Two topics. Pretty much unrelated.
Firstly, we went to the Musee de l’Armee – that is the museum dedicated to the history of French war and conflict. A great deal of it is armour and armoury from before the French revolution. Ray said that if there were an EMP or world wide black out France would be prepared given the number of muskets and cannons on display. My favourite pieces were the swords that reminded me of the three musketeers and of the armour produced for 5 year old Louis XIV. Upstairs there was an exhibit on France’s role in WWI and WWII. By this point I was so hot and dehydrated that I couldn’t really care at all. But put Ray in a museum, and it’s hard to get him out. “What? There is stuff on display and I’m allowed to look at it all? Awesome.” Let’s just say I may have spent a good period of time waiting and playing Temple Run. Thank you iPhone. According to Ray though, he found it interesting to see France’s perspective on WWII (opposed to USA and Germany, as represented in various museums we have visited). I’m pretty sure he used the term “demolished” once or twice. He gave France a good pat on the back for fighting “bravely” and the exhibits honoured the few victories that France experienced. In turn the museum spent much time focusing on the French successes in Africa instead. Which, in the grand scheme of things, was not the most significant aspect of the war.
Then of course we must mention the crazy beautiful piece of architecture built to house the tomb of self-proclaimed emperor Napoleon Bonaparte (Napoleon I).

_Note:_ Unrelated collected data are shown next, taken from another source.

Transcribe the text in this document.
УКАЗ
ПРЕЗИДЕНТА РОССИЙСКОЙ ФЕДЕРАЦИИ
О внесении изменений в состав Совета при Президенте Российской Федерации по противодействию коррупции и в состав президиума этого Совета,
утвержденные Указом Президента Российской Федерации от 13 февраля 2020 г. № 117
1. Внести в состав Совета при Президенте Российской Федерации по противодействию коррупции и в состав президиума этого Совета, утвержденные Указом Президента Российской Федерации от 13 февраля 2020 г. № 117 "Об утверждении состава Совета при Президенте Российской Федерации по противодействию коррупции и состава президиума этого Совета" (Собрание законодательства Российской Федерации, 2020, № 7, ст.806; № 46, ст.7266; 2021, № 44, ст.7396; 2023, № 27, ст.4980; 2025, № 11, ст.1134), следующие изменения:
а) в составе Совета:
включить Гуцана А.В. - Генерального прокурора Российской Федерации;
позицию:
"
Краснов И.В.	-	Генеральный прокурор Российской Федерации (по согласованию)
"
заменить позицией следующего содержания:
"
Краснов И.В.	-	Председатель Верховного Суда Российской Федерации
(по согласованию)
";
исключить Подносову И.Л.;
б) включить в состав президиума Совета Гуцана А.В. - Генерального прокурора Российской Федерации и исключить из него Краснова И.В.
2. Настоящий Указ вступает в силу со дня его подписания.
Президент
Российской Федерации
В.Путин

It’s pretty much impossible for me to bring up Napoleon without Ray rolling his eyes and being annoyed that the guy declared HIMSELF emperor. After the revolution. And people went along with it. He doesn’t understand how this happened without him losing his head (and French people did lose their heads frequently in their history). Who declares themselves emperor store of Emperor Palpatine? The Buildings for both Napolean and the Musee de l’Armee are part of Les Invalides – a complex of buildings that also include a hospital and retirement home for war veterans and all things related to French military history. The buildings themselves are beautiful – but that seems to be common here in Paris.
Secondly – I must vent about the INSANE cost of drinks in this town!! Nothing is cheap. In fact, my drinks are often more expensive than my meal! In Germany getting water was pretty much impossible, but it seems that in France most cafes do serve tap water – a nice change. It’s not amazing, but it’s hydrating, so YAY! But for something tastier, I’ve been left few affordable options. In a cafe, a glass of orange juice goes for around $6.00-7.00 Cdn. Today at lunch my 500mL class of Pepsi cost $10.00. The last bottle of water I bought was almost $5.00. And Ray ordered the cheapest beer on tap, for a bargain $14.00. Within 24 hours we’ve realized that we must start by looking for the cheapest drink on the menu AND looking for cafe’s that have a carafe of water on each table. Paris definitely isn’t cheap. But I’ve started to notice that their are public water fountains all around – so when you come to Paris, bring a water bottle, find a fountain, or be prepared to pay through the nose to stay hydrated. C’est la vie.